Sur le plan des flux de trésorerie, dans les prochaines années, les deux sociétés continueront à consommer massivement des liquidités, et l’argent levé via l’IPO est considéré comme la source de financement clé pour maintenir le fonctionnement des activités.
Le revenu annuel d’Anthropic dépasse 300 milliards, et la puissance de calcul trouve de nouveaux alliés
Selon Bloomberg, le revenu annuel actualisé d’Anthropic a dépassé 300 milliards de dollars, en hausse de plus de 2 fois par rapport aux 9 milliards de dollars à la fin 2025. Actuellement, le nombre de clients entreprises qui dépensent plus de 1 000 000 de dollars par an sur la plateforme d’Anthropic dépasse 1 000 ; ce chiffre a doublé depuis le mois de février de cette année.
Pour soutenir cette dynamique de croissance, Anthropic a signé de grands accords de collaboration en matière de puissance de calcul avec Broadcom et Google. D’après les documents déposés par Broadcom lundi, les trois parties étendront leur coopération stratégique afin de permettre à Anthropic d’obtenir environ 3,5 gigawatts de ressources en puissance de calcul à partir de 2027. Broadcom développe des puces basées sur les processeurs de traitement de tenseurs (TPU) de Google pour proposer une alternative à Nvidia ; les deux sociétés ont déjà signé un accord-cadre de fourniture à long terme qui se poursuivra jusqu’en 2031.
Le directeur financier d’Anthropic, Krishna Rao, a déclaré que la collaboration avec Broadcom et Google aidera l’entreprise à établir « les bases en puissance de calcul nécessaires à une croissance significative de la base de clients de service ». Après l’annonce, le cours de Broadcom a brièvement grimpé de 3,6 % après la clôture.

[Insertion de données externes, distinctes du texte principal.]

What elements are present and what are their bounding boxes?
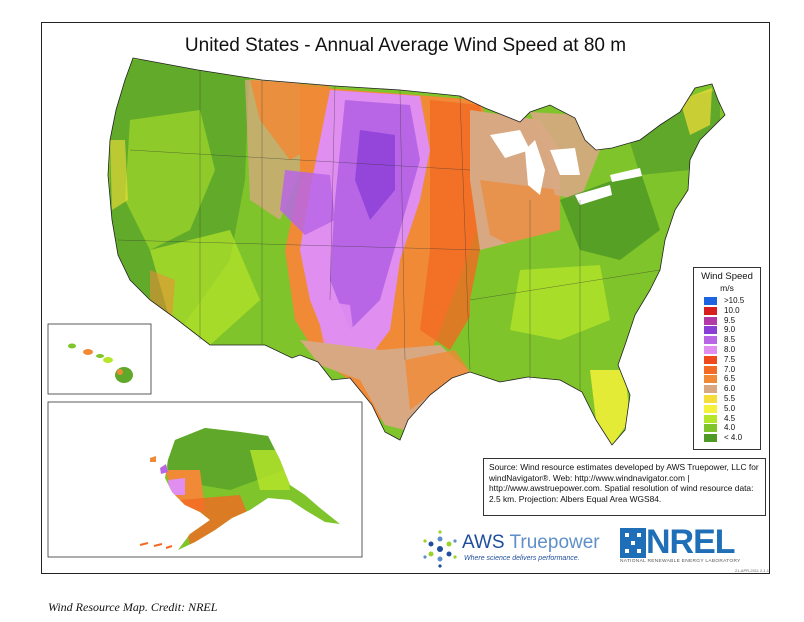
legend-label: 6.0 <box>724 384 736 394</box>
aws-truepower-logo: AWS Truepower Where science delivers per… <box>420 529 610 569</box>
aws-dot-icon <box>423 530 457 568</box>
aws-wordmark: AWS Truepower <box>462 532 600 553</box>
hawaii-inset <box>47 323 152 395</box>
legend-item: >10.5 <box>704 296 760 306</box>
legend-label: 10.0 <box>724 305 740 315</box>
legend-swatch <box>704 365 717 374</box>
legend-item: 7.5 <box>704 354 760 365</box>
legend-item: 9.0 <box>704 325 760 335</box>
legend-label: 9.5 <box>724 315 736 325</box>
legend-item: 4.5 <box>704 413 760 424</box>
legend-label: >10.5 <box>724 296 745 305</box>
legend-swatch <box>704 306 717 315</box>
legend-swatch <box>704 355 717 364</box>
map-title: United States - Annual Average Wind Spee… <box>184 35 627 56</box>
legend-label: 4.5 <box>724 413 736 423</box>
legend-swatch <box>704 395 717 403</box>
nrel-mark-icon <box>620 528 646 558</box>
legend-label: 8.5 <box>724 335 736 345</box>
legend-label: 8.0 <box>724 345 736 354</box>
legend-swatch <box>704 424 717 433</box>
legend-item: 5.5 <box>704 394 760 404</box>
legend-swatch <box>704 326 717 335</box>
version-stamp: 21-APR-2011 2.1.1 <box>735 568 769 573</box>
alaska-inset <box>47 401 363 558</box>
legend-label: 5.5 <box>724 394 736 403</box>
legend-label: 4.0 <box>724 423 736 433</box>
legend-swatch <box>704 404 717 413</box>
nrel-wordmark: NREL <box>646 523 736 561</box>
figure-caption: Wind Resource Map. Credit: NREL <box>48 600 218 614</box>
legend-label: 5.0 <box>724 403 736 413</box>
legend-item: 8.5 <box>704 335 760 345</box>
legend: Wind Speed m/s >10.5 10.0 9.5 9.0 8.5 8.0 7.5 7… <box>693 267 761 450</box>
legend-item: 10.0 <box>704 305 760 316</box>
legend-swatch <box>704 385 717 394</box>
legend-swatch <box>704 297 717 305</box>
nrel-logo: NREL NATIONAL RENEWABLE ENERGY LABORATOR… <box>620 523 768 570</box>
legend-item: < 4.0 <box>704 433 760 443</box>
legend-label: 6.5 <box>724 374 736 384</box>
legend-swatch <box>704 375 717 384</box>
legend-label: 7.0 <box>724 364 736 374</box>
contiguous-us <box>107 57 726 446</box>
legend-swatch <box>704 434 717 443</box>
legend-swatch <box>704 336 717 345</box>
state-boundaries <box>117 70 661 390</box>
legend-title: Wind Speed <box>701 271 753 282</box>
nrel-subtitle: NATIONAL RENEWABLE ENERGY LABORATORY <box>620 559 741 564</box>
legend-item: 4.0 <box>704 423 760 433</box>
legend-item: 6.0 <box>704 384 760 394</box>
legend-item: 7.0 <box>704 364 760 375</box>
aws-tagline: Where science delivers performance. <box>464 555 580 562</box>
legend-item: 5.0 <box>704 403 760 414</box>
legend-label: 9.0 <box>724 325 736 335</box>
legend-swatch <box>704 346 717 354</box>
legend-swatch <box>704 414 717 423</box>
legend-item: 9.5 <box>704 315 760 326</box>
legend-item: 6.5 <box>704 374 760 384</box>
legend-swatch <box>704 316 717 325</box>
legend-unit: m/s <box>720 283 734 293</box>
legend-label: 7.5 <box>724 354 736 364</box>
source-note: Source: Wind resource estimates develope… <box>483 458 766 516</box>
legend-label: < 4.0 <box>724 433 743 443</box>
legend-item: 8.0 <box>704 345 760 355</box>
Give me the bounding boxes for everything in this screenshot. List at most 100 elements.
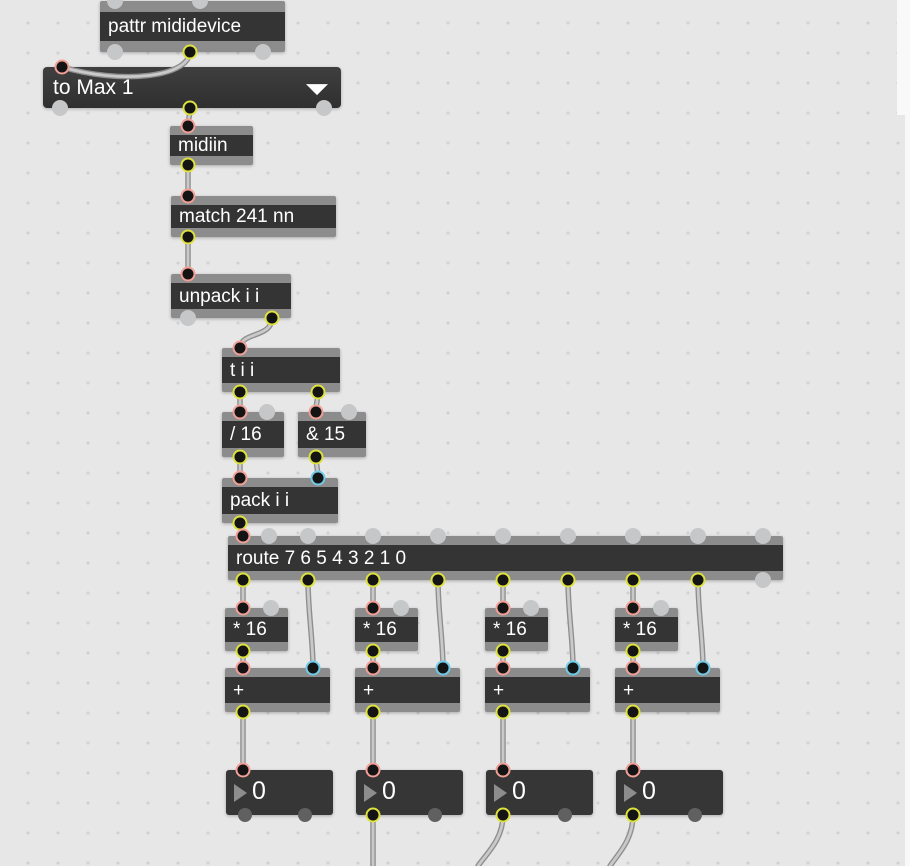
- inlet[interactable]: [305, 660, 321, 676]
- inlet-stub[interactable]: [259, 404, 275, 420]
- outlet[interactable]: [690, 572, 706, 588]
- outlet-stub[interactable]: [107, 44, 123, 60]
- outlet[interactable]: [625, 704, 641, 720]
- outlet[interactable]: [308, 449, 324, 465]
- outlet[interactable]: [310, 384, 326, 400]
- inlet[interactable]: [235, 660, 251, 676]
- inlet[interactable]: [235, 600, 251, 616]
- inlet[interactable]: [365, 762, 381, 778]
- object-box-trigger[interactable]: t i i: [222, 340, 340, 400]
- outlet-stub[interactable]: [52, 100, 68, 116]
- number-box-3[interactable]: 0: [486, 762, 593, 823]
- outlet[interactable]: [232, 449, 248, 465]
- patch-cord[interactable]: [695, 577, 706, 671]
- object-box-add-1[interactable]: +: [225, 660, 330, 720]
- inlet[interactable]: [308, 404, 324, 420]
- umenu-dropdown[interactable]: to Max 1: [43, 59, 341, 116]
- inlet[interactable]: [232, 340, 248, 356]
- inlet[interactable]: [695, 660, 711, 676]
- object-box-match[interactable]: match 241 nn: [171, 188, 336, 245]
- outlet[interactable]: [232, 384, 248, 400]
- inlet[interactable]: [495, 660, 511, 676]
- outlet[interactable]: [495, 807, 511, 823]
- inlet[interactable]: [625, 762, 641, 778]
- inlet-stub[interactable]: [653, 600, 669, 616]
- outlet[interactable]: [495, 643, 511, 659]
- number-box-2[interactable]: 0: [356, 762, 463, 823]
- number-box-4[interactable]: 0: [616, 762, 723, 823]
- inlet-stub[interactable]: [263, 600, 279, 616]
- outlet[interactable]: [365, 572, 381, 588]
- outlet[interactable]: [625, 572, 641, 588]
- inlet[interactable]: [625, 600, 641, 616]
- inlet[interactable]: [565, 660, 581, 676]
- outlet[interactable]: [300, 572, 316, 588]
- outlet[interactable]: [495, 704, 511, 720]
- inlet[interactable]: [235, 762, 251, 778]
- object-box-midiin[interactable]: midiin: [170, 118, 253, 173]
- outlet[interactable]: [495, 572, 511, 588]
- outlet[interactable]: [180, 229, 196, 245]
- outlet-stub[interactable]: [688, 808, 702, 822]
- object-box-pack[interactable]: pack i i: [222, 470, 338, 531]
- outlet[interactable]: [430, 572, 446, 588]
- outlet-stub[interactable]: [238, 808, 252, 822]
- object-box-mult-3[interactable]: * 16: [485, 600, 548, 659]
- object-box-route[interactable]: route 7 6 5 4 3 2 1 0: [228, 528, 783, 588]
- inlet[interactable]: [235, 528, 251, 544]
- outlet[interactable]: [560, 572, 576, 588]
- inlet[interactable]: [435, 660, 451, 676]
- inlet-stub[interactable]: [560, 528, 576, 544]
- patch-cord[interactable]: [565, 577, 576, 671]
- patch-cord[interactable]: [305, 577, 316, 671]
- outlet-stub[interactable]: [558, 808, 572, 822]
- object-box-mult-4[interactable]: * 16: [615, 600, 678, 659]
- inlet[interactable]: [180, 266, 196, 282]
- inlet[interactable]: [495, 600, 511, 616]
- inlet[interactable]: [180, 118, 196, 134]
- object-box-add-3[interactable]: +: [485, 660, 590, 720]
- patch-cord[interactable]: [607, 812, 636, 866]
- inlet-stub[interactable]: [192, 0, 208, 9]
- outlet[interactable]: [365, 704, 381, 720]
- inlet[interactable]: [365, 600, 381, 616]
- inlet-stub[interactable]: [430, 528, 446, 544]
- object-box-add-4[interactable]: +: [615, 660, 720, 720]
- outlet-stub[interactable]: [428, 808, 442, 822]
- outlet[interactable]: [235, 643, 251, 659]
- inlet-stub[interactable]: [261, 528, 277, 544]
- inlet-stub[interactable]: [495, 528, 511, 544]
- outlet[interactable]: [235, 572, 251, 588]
- inlet[interactable]: [625, 660, 641, 676]
- inlet-stub[interactable]: [365, 528, 381, 544]
- outlet[interactable]: [180, 157, 196, 173]
- object-box-mult-2[interactable]: * 16: [355, 600, 418, 659]
- inlet[interactable]: [495, 762, 511, 778]
- outlet-stub[interactable]: [298, 808, 312, 822]
- inlet-stub[interactable]: [341, 404, 357, 420]
- outlet[interactable]: [625, 807, 641, 823]
- patch-cord[interactable]: [435, 577, 446, 671]
- number-box-1[interactable]: 0: [226, 762, 333, 822]
- object-box-add-2[interactable]: +: [355, 660, 460, 720]
- inlet[interactable]: [54, 59, 70, 75]
- outlet-stub[interactable]: [316, 100, 332, 116]
- outlet[interactable]: [264, 310, 280, 326]
- inlet-stub[interactable]: [107, 0, 123, 9]
- inlet-stub[interactable]: [523, 600, 539, 616]
- outlet[interactable]: [182, 44, 198, 60]
- object-box-mult-1[interactable]: * 16: [225, 600, 288, 659]
- outlet[interactable]: [235, 704, 251, 720]
- outlet-stub[interactable]: [755, 572, 771, 588]
- inlet[interactable]: [310, 470, 326, 486]
- patch-cord[interactable]: [475, 812, 506, 866]
- outlet[interactable]: [365, 807, 381, 823]
- outlet[interactable]: [182, 100, 198, 116]
- object-box-bitand[interactable]: & 15: [298, 404, 366, 465]
- inlet[interactable]: [365, 660, 381, 676]
- outlet[interactable]: [625, 643, 641, 659]
- object-box-pattr[interactable]: pattr mididevice: [100, 0, 285, 60]
- object-box-unpack[interactable]: unpack i i: [171, 266, 291, 326]
- inlet[interactable]: [232, 470, 248, 486]
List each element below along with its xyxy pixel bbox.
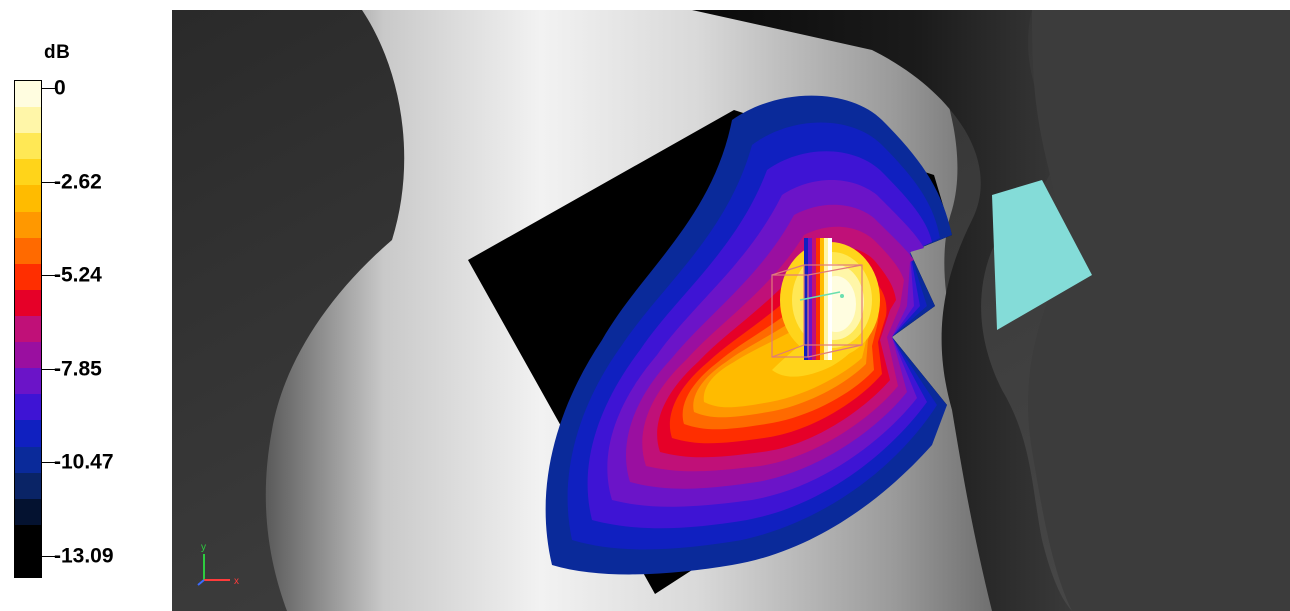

En outre, afin de répondre à une demande de financement par IPO potentiellement record, Wall Street cherche à dépasser les limites des règles existantes. Les banquiers font pression pour que les principaux fournisseurs d’indices assouplissent les critères d’inclusion ; récemment, le Nasdaq a annoncé qu’il autoriserait les nouvelles sociétés cotées à intégrer ses indices plus rapidement, afin de bénéficier d’un bassin de capitaux plus large. Du côté d’OpenAI, il est indiqué que l’entreprise privilégie actuellement la croissance plutôt que la rentabilité ; même si elle peut réduire les dépenses d’entraînement, elle s’attend à ce que les investissements concernés génèrent de substantiels retours.